Os jornais quase sempre trataram a candidatura de Baiardo com um certo desdém, não faltando quem o considerasse um candidato pitoresco como nesta nota intitulada “Folclore político” publicada um dia antes do pleito eleitoral, na coluna social de João Alberto no Diario de Pernambuco, onde Baiardo abre a lista de candidatos folclóricos por fazer da “liberdade gay sua bandeira”. Na coluna Diario Político a solidariedade do vice-presidente da Câmara Federal deputado Adhemar Santillo a “Baiardo de Andrade Lima, o defensor da chamada ‘liberdade gay’” foi informada em uma nota cuja última frase diz “Há candidatos para todo gosto”.

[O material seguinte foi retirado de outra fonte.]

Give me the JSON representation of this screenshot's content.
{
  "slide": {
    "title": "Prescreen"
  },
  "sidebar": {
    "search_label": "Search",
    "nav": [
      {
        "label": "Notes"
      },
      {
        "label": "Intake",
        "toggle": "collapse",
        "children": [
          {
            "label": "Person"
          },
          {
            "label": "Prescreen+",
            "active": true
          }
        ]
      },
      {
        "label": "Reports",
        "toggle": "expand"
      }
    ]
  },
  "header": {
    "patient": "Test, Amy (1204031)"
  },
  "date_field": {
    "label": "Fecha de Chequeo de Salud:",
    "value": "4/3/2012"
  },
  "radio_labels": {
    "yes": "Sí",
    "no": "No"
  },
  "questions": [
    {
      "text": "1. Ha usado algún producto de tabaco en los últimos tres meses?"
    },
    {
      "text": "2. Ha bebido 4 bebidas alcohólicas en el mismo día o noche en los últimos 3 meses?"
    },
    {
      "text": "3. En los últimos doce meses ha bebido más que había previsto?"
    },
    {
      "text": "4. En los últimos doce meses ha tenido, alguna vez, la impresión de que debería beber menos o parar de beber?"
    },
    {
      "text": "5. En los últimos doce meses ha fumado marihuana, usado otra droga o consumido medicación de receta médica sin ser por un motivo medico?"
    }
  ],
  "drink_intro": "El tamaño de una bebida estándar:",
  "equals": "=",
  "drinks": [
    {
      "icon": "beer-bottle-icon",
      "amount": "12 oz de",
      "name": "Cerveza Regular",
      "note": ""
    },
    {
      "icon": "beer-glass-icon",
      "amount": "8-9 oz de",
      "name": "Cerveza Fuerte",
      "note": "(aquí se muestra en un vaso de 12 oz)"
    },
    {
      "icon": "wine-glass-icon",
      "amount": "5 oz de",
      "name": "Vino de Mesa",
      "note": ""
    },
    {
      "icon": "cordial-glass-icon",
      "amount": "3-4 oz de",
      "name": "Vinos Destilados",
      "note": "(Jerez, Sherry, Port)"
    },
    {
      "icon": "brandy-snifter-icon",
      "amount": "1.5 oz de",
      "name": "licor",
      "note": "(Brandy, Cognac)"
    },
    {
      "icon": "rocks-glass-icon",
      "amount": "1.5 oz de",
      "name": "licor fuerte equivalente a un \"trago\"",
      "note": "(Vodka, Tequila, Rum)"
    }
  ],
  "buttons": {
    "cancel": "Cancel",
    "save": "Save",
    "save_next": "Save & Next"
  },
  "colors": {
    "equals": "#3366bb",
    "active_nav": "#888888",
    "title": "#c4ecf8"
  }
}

Mas as injúrias mais perversas vieram de outro político, o jornalista Andrade Lima Filho – inclusive primo de Baiardo – como mostra matéria de 24 de novembro, já depois das eleições de 1978, “Defensor de ‘gays’ contesta críticas de Andrade Lima”. Nela o candidato rebate o artigo publicado dias antes no próprio Diario no qual o jornalista escreveu: “O Baiardo que usa o meu número e abusa do meu nome, lambeu os beiços: é o candidato dos frangos”.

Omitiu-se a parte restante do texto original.